Понятно стало и то, отчего пошли теперь адские волнения на высшем уровне. Понятно, отчего так переживал Гадаборцев. Этакое – да не уберечь… Наверное, подумал Богдан, знавший человеческую природу несколько лучше физики, работники внутренней охраны, разбиравшиеся с похищением, рады-радешеньки были увериться: предоставленный им ком действительно есть остатки прибора. Такой результат расследования был для них наилучшим. То есть, может статься, устройство и впрямь было расплавлено – но поверили в это следователи, надо полагать, очень охотно.
Но и поведение преступника, раньше казавшееся Богдану психологически совершенно невозможным, предстало теперь в ином свете и начало выглядеть более достоверным. Прекрасный специалист, один из создателей изделия, лучше многих других мог представить себе его сокрушительную, не имеющую никаких подобий в мировой оружейной практике силу – и, видя прибор постоянно у себя под боком, он мог заболеть едва ли не манией, каковую даже самый сведущий душезнатец, однако ж, не отнес бы к действительным недугам. Желание обезопасить мир от подобного оружия и впрямь могло стать навязчивой идеей и вызвать странности в поведении.
Впрочем, с преступлением теперь было не очень ясно.
Молодого физика, хранителя музея, звали Семен Семеныч Гречкосей. Двенадцать лет назад он закончил Александрийское великое училище[25]25
Великое училище, дасюэ – то есть, говоря попросту, университет.
[Закрыть], проявил незаурядные, можно даже сказать, выдающиеся способности и был распределен в Дубино, чем очень гордился и чему на ту пору очень радовался.
Если бы нам дано было знать будущее…
Гречкосей стал в Дубино одним из лучших учеников и – если пренебречь разницей в возрасте – друзей в общем-то трудно сходившегося с людьми Мордехая Ванюшина. После того как работы по проекту «Снег» были свернуты и Ванюшин уехал в родной улус, Гречкосею ни много ни мало предложили занять его место, возглавить группу, переориентированную после закрытия противуастероидных изысканий на исследование возможностей воздействия на свойства пространства; но Гречкосей отказался. Примечательна была мотивировка: он счел себя недостойным занять место учителя.
Принципы сяо, почтительности сына к отцу и ученика к учителю, были, отметил Богдан, для Гречкосея святы.
Нашел Богдан и ряд иных свидетельств того, что Семен Семенович относился к Ванюшину с огромным, лишь исключительно порядочному человеку свойственным уважением и даже преклонением.
И вообще все характеристики, начиная с данных в великом училище и кончая затребованными во время следствия, твердили и гвоздили, будто сговорившись, одно и то же: добрый, отзывчивый, честный, ответственный, почтительный… Даже несколько не от мира сего… Словом, цзюньцзы, благородный муж без изъяна.
Но ежели, паче чаяния, жизненные обстоятельства совершат кувырок…
Идеальный кандидат на совершение несообразных поступков из лучших побуждений.
Среди множества малосущественных – или, по крайней мере, таковыми сейчас казавшихся – подробностей, коими изобиловали принесенные Гадаборцевым документы, Богдан отметил три существенных обстоятельства.
Первое. Незадолго до хищения Дубино и тамошний институт посетил после более чем трехлетнего перерыва сам Ванюшин. Он – как всегда в сопровождении целого сонмища не оставлявших его в покое зарубежных журналистов и репортеров – разъезжал по Ордуси с выступлениями, уделяя основное внимание ее научным центрам. Минфа скорее по дотошности своей, нежели ожидая узнать что-либо важное, ознакомился с тематикою выступлений – и лишь брови поднял, не веря глазам своим. Перечитал строки выписки еще раз. Покачал головой. Завтра придется заняться этим по-настоящему…

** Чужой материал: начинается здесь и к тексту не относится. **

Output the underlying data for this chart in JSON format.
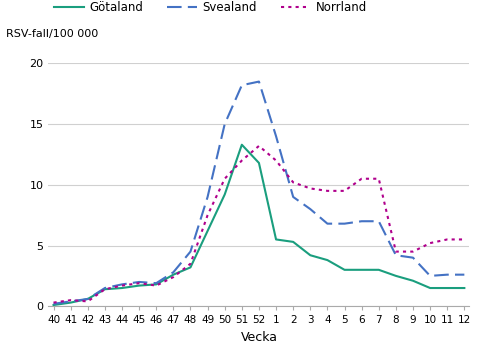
{
  "x_labels": [
    "40",
    "41",
    "42",
    "43",
    "44",
    "45",
    "46",
    "47",
    "48",
    "49",
    "50",
    "51",
    "52",
    "1",
    "2",
    "3",
    "4",
    "5",
    "6",
    "7",
    "8",
    "9",
    "10",
    "11",
    "12"
  ],
  "gotaland": [
    0.1,
    0.3,
    0.6,
    1.4,
    1.5,
    1.7,
    1.8,
    2.6,
    3.2,
    6.2,
    9.2,
    13.3,
    11.8,
    5.5,
    5.3,
    4.2,
    3.8,
    3.0,
    3.0,
    3.0,
    2.5,
    2.1,
    1.5,
    1.5,
    1.5
  ],
  "svealand": [
    0.2,
    0.4,
    0.6,
    1.5,
    1.8,
    2.0,
    1.9,
    2.8,
    4.5,
    9.0,
    15.0,
    18.2,
    18.5,
    14.0,
    9.0,
    8.0,
    6.8,
    6.8,
    7.0,
    7.0,
    4.2,
    4.0,
    2.5,
    2.6,
    2.6
  ],
  "norrland": [
    0.3,
    0.5,
    0.4,
    1.4,
    1.7,
    1.9,
    1.7,
    2.4,
    3.5,
    7.5,
    10.5,
    12.0,
    13.2,
    12.0,
    10.2,
    9.7,
    9.5,
    9.5,
    10.5,
    10.5,
    4.5,
    4.5,
    5.2,
    5.5,
    5.5
  ],
  "gotaland_color": "#1a9e7e",
  "svealand_color": "#4472c4",
  "norrland_color": "#b0008c",
  "ylabel": "RSV-fall/100 000",
  "xlabel": "Vecka",
  "ylim": [
    0,
    20
  ],
  "yticks": [
    0,
    5,
    10,
    15,
    20
  ],
  "legend_labels": [
    "Götaland",
    "Svealand",
    "Norrland"
  ],
  "background_color": "#ffffff",
  "grid_color": "#d0d0d0"
}
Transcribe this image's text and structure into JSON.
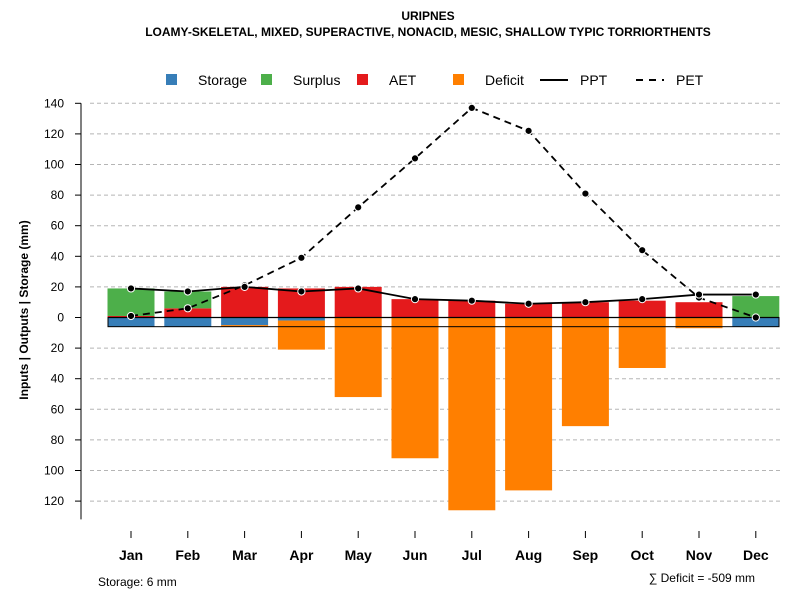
{
  "chart_data": {
    "type": "bar",
    "title": "URIPNES",
    "subtitle": "LOAMY-SKELETAL, MIXED, SUPERACTIVE, NONACID, MESIC, SHALLOW TYPIC TORRIORTHENTS",
    "ylabel": "Inputs | Outputs | Storage    (mm)",
    "ylim": [
      -130,
      140
    ],
    "yticks": [
      140,
      120,
      100,
      80,
      60,
      40,
      20,
      0,
      -20,
      -40,
      -60,
      -80,
      -100,
      -120
    ],
    "ytick_labels": [
      "140",
      "120",
      "100",
      "80",
      "60",
      "40",
      "20",
      "0",
      "20",
      "40",
      "60",
      "80",
      "100",
      "120"
    ],
    "grid": true,
    "legend_position": "top",
    "categories": [
      "Jan",
      "Feb",
      "Mar",
      "Apr",
      "May",
      "Jun",
      "Jul",
      "Aug",
      "Sep",
      "Oct",
      "Nov",
      "Dec"
    ],
    "series": [
      {
        "name": "Storage",
        "color": "#377eb8",
        "values": [
          -6,
          -6,
          -5,
          -2,
          0,
          0,
          0,
          0,
          0,
          0,
          0,
          -6
        ]
      },
      {
        "name": "Surplus",
        "color": "#4daf4a",
        "values": [
          18,
          11,
          0,
          0,
          0,
          0,
          0,
          0,
          0,
          0,
          0,
          14
        ]
      },
      {
        "name": "AET",
        "color": "#e41a1c",
        "values": [
          1,
          6,
          20,
          19,
          20,
          12,
          11,
          9,
          10,
          11,
          10,
          0
        ]
      },
      {
        "name": "Deficit",
        "color": "#ff7f00",
        "values": [
          0,
          0,
          -1,
          -19,
          -52,
          -92,
          -126,
          -113,
          -71,
          -33,
          -7,
          0
        ]
      },
      {
        "name": "PPT",
        "color": "#000000",
        "style": "solid",
        "values": [
          19,
          17,
          20,
          17,
          19,
          12,
          11,
          9,
          10,
          12,
          15,
          15
        ]
      },
      {
        "name": "PET",
        "color": "#000000",
        "style": "dashed",
        "values": [
          1,
          6,
          21,
          39,
          72,
          104,
          137,
          122,
          81,
          44,
          13,
          0
        ]
      }
    ]
  },
  "footer": {
    "storage_note": "Storage: 6 mm",
    "deficit_note": "∑ Deficit = -509 mm"
  }
}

Доклад, прочитанный Мордехаем в Дубино, назывался «Худая роль ютаев в создании оружия всенародного истребления в Ордуси и за рубежом».

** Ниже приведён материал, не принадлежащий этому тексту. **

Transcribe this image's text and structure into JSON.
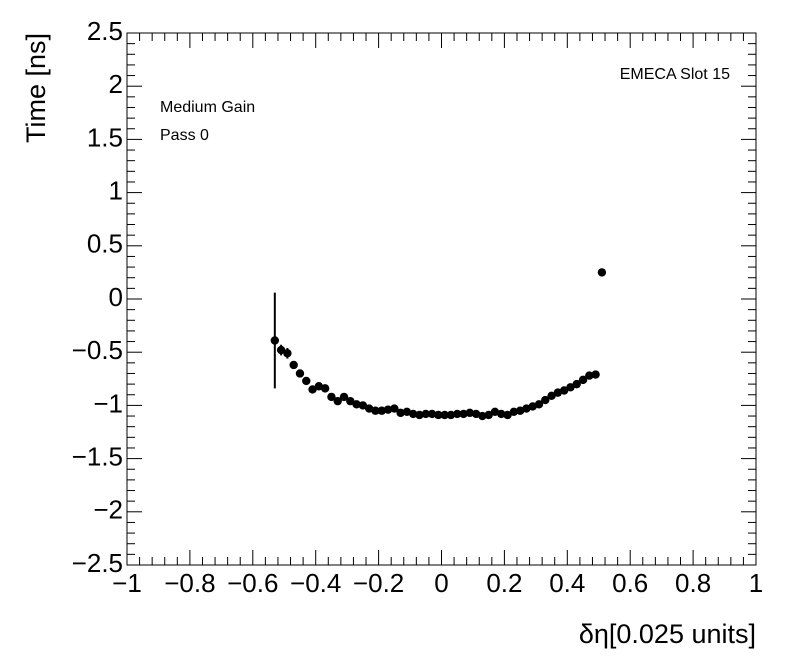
{
  "chart_data": {
    "type": "scatter",
    "x_label": "δη[0.025 units]",
    "y_label": "Time [ns]",
    "annotations": [
      "EMECA Slot 15",
      "Medium Gain",
      "Pass 0"
    ],
    "color": "#000000",
    "x": [
      -0.53,
      -0.51,
      -0.49,
      -0.47,
      -0.45,
      -0.43,
      -0.41,
      -0.39,
      -0.37,
      -0.35,
      -0.33,
      -0.31,
      -0.29,
      -0.27,
      -0.25,
      -0.23,
      -0.21,
      -0.19,
      -0.17,
      -0.15,
      -0.13,
      -0.11,
      -0.09,
      -0.07,
      -0.05,
      -0.03,
      -0.01,
      0.01,
      0.03,
      0.05,
      0.07,
      0.09,
      0.11,
      0.13,
      0.15,
      0.17,
      0.19,
      0.21,
      0.23,
      0.25,
      0.27,
      0.29,
      0.31,
      0.33,
      0.35,
      0.37,
      0.39,
      0.41,
      0.43,
      0.45,
      0.47,
      0.49,
      0.51
    ],
    "values": [
      -0.39,
      -0.48,
      -0.51,
      -0.62,
      -0.7,
      -0.77,
      -0.85,
      -0.82,
      -0.84,
      -0.92,
      -0.96,
      -0.92,
      -0.96,
      -0.99,
      -1.0,
      -1.03,
      -1.05,
      -1.05,
      -1.04,
      -1.03,
      -1.07,
      -1.06,
      -1.08,
      -1.09,
      -1.08,
      -1.08,
      -1.09,
      -1.09,
      -1.09,
      -1.08,
      -1.08,
      -1.07,
      -1.08,
      -1.1,
      -1.09,
      -1.06,
      -1.08,
      -1.09,
      -1.06,
      -1.05,
      -1.03,
      -1.01,
      -0.99,
      -0.95,
      -0.91,
      -0.88,
      -0.86,
      -0.83,
      -0.8,
      -0.76,
      -0.72,
      -0.71,
      0.25
    ],
    "errors": [
      0.45,
      0.05,
      0.05,
      0.03,
      0.03,
      0.02,
      0.02,
      0.02,
      0.02,
      0.02,
      0.02,
      0.02,
      0.02,
      0.02,
      0.02,
      0.02,
      0.02,
      0.02,
      0.02,
      0.02,
      0.02,
      0.02,
      0.02,
      0.02,
      0.02,
      0.02,
      0.02,
      0.02,
      0.02,
      0.02,
      0.02,
      0.02,
      0.02,
      0.02,
      0.02,
      0.02,
      0.02,
      0.02,
      0.02,
      0.02,
      0.02,
      0.02,
      0.02,
      0.02,
      0.02,
      0.02,
      0.02,
      0.02,
      0.02,
      0.02,
      0.02,
      0.02,
      0.02
    ],
    "xlim": [
      -1,
      1
    ],
    "xticks": [
      {
        "value": -1,
        "label": "−1"
      },
      {
        "value": -0.8,
        "label": "−0.8"
      },
      {
        "value": -0.6,
        "label": "−0.6"
      },
      {
        "value": -0.4,
        "label": "−0.4"
      },
      {
        "value": -0.2,
        "label": "−0.2"
      },
      0,
      0.2,
      0.4,
      0.6,
      0.8,
      1
    ],
    "ylim": [
      -2.5,
      2.5
    ],
    "yticks": [
      {
        "value": -2.5,
        "label": "−2.5"
      },
      {
        "value": -2,
        "label": "−2"
      },
      {
        "value": -1.5,
        "label": "−1.5"
      },
      {
        "value": -1,
        "label": "−1"
      },
      {
        "value": -0.5,
        "label": "−0.5"
      },
      0,
      0.5,
      1,
      1.5,
      2,
      2.5
    ],
    "minor_divisions": 5,
    "grid": false
  }
}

«Ничего себе! – подумал Богдан. – Хотелось бы знать, сколько народу пришло послушать бывшего коллегу… А прессу, интересно, в зал пустили? В институт, вообще-то, посторонним вход заказан… Под окнами дежурили с микрофонами?»
Вопросы не были праздными. Ведомству Богдана, собственно, следовало бы знать об этом уже тогда. Но то повышенное чувство такта, с которым этический надзор решал свои задачи, бережность к людям и особенностям их ума и характера, которые подчас кажутся окружающим странными и даже предосудительными, но никакого прямого человеконарушения не содержат, – все это, быть может, порою мешало авторитетному учреждению вовремя распознавать ростки несообразного и дурного. И если ни одному из прямо вовлеченных в некое событие людей не показалось, что событие сие требует вмешательства беспристрастного государства и его холодных и твердых, подобных медленно крутящим друг друга шестерням, законов, если люди эти предпочли разбираться с несообразностью сами, по собственной совести, или вовсе закрыть на нее глаза – Бог им судья; как может государство вмешиваться в межчеловеческие отношения, покуда люди сами о том не просят?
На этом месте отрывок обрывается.